The battle was indeed fought and finished, and although the triumph of victory rested with us, and the enemy was back in his lines, beaten and dispirited, yet it cannot be said that there had been achieved a result so decisive as to bring us near the end of the war.
We were caring for our dead. The enemy was to do so for his. They lay in great numbers on the plain. General Lee wrote Burnside and I carried the letter under a flag of truce through the town to the ferry, where was found a pontoon, and my men took me across. It was pitiful riding through the town, considerably damaged as it was by the artillery fire from Stafford Heights, but more still from the plundering and looting that had gone on while in possession of the United States troops. Furniture, bedding, mattresses, carpets, china, domestic utensils, indeed all that went to make up those comfortable homes, were strewn helter skelter, broken and ruined about the streets. The streets were filled with distressed women and children, both black and white. But we passed on—"C'est à la guerre comme à la guerre!" My pontoon landed me at the foot of a steep road that ascended the hill and I was immediately met by a number of officers in brilliant uniforms. For myself I must have been awfully shabby; never at any time given to military finery, while campaigning, I think I was worse off than usual here at Fredericksburg. The weather had been atrocious, and mud and I were closely acquainted day and night. There was, too, so much to do that one had no time for repairing damages.
But my reception by the Federal officers was extremely courteous while awaiting an answer to General Lee's missive, now on its way to Burnside, whose headquarters were near by.
There were Major-General Park, chief of staff to the army; Major-General Wadsworth (whom I was to see in eighteen months at the "Wilderness" under different circumstances); Brig.-Gen. Jim Hardie, and many others, all having some inquiries to make for friends on our side. General Wadsworth asked me how many dead I thought lay on our front. "I ask, Major," he said, "so as to make my burying parties strong enough."

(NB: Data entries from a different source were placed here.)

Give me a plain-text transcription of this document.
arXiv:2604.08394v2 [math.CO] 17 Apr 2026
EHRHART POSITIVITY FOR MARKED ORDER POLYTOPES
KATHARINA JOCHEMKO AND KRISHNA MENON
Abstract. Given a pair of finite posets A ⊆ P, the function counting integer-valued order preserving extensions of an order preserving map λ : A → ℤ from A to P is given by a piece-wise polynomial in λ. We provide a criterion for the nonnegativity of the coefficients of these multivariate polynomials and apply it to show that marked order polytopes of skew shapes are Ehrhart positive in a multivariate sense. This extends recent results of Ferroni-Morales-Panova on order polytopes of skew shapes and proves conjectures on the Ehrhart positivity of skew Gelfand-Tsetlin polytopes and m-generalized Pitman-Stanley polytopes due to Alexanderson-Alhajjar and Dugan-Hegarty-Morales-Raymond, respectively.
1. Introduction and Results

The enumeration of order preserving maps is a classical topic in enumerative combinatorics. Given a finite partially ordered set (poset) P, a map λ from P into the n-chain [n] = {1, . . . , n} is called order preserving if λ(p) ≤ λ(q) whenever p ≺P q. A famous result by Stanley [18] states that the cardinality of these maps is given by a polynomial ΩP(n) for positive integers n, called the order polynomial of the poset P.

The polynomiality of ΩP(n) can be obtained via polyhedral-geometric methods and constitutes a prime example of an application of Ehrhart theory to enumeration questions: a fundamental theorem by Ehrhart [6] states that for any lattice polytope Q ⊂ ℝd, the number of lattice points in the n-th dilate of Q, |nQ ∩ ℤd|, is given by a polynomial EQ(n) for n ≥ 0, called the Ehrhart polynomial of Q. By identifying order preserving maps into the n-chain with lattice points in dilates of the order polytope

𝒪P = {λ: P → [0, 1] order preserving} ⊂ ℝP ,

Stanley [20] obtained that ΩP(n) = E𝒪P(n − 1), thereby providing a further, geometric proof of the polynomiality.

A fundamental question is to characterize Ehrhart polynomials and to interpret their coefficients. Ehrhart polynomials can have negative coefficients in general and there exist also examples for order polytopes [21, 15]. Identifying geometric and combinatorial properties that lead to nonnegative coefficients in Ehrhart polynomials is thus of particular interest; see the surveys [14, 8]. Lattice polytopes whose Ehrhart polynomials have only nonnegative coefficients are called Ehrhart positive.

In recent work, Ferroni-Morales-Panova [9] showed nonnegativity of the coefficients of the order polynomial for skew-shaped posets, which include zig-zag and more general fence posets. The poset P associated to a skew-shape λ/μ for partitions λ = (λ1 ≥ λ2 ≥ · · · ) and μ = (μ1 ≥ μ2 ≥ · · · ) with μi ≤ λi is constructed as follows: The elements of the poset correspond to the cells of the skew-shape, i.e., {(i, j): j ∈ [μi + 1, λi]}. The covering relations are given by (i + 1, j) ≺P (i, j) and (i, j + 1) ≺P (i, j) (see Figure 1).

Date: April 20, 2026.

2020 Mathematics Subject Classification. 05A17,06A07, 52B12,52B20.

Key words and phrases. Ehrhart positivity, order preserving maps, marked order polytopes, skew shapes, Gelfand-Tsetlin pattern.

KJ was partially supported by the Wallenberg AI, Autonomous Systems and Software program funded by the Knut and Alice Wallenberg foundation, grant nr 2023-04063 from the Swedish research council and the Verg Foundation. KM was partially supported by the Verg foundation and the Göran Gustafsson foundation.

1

I said: "I cannot possibly guess with any approach to accuracy. I have only ridden through the slain in front of Marye's Hill, and it seemed that there must be at least 800 there awaiting burial." "My God, my God!" groaned the old officer, deeply impressed by such mortality. Instead of 800, they buried nearly 1,200 men in that small front, besides some 300 in front of Jackson's position. General Burnside's answer soon came, and saluting my Federal acquaintances I was quickly on our own side of the river and the Federal commander's letter in Lee's possession.
Strong burial parties immediately came across for their ghastly duty. General Wadsworth was a wealthy, middle-aged man from the lovely Genesee Valley, New York, owning great tracts of land; but considered it his patriotic duty to raise some battalions for the army and did so, placing himself at their head. The Government showed him all honor, conferring at once high rank.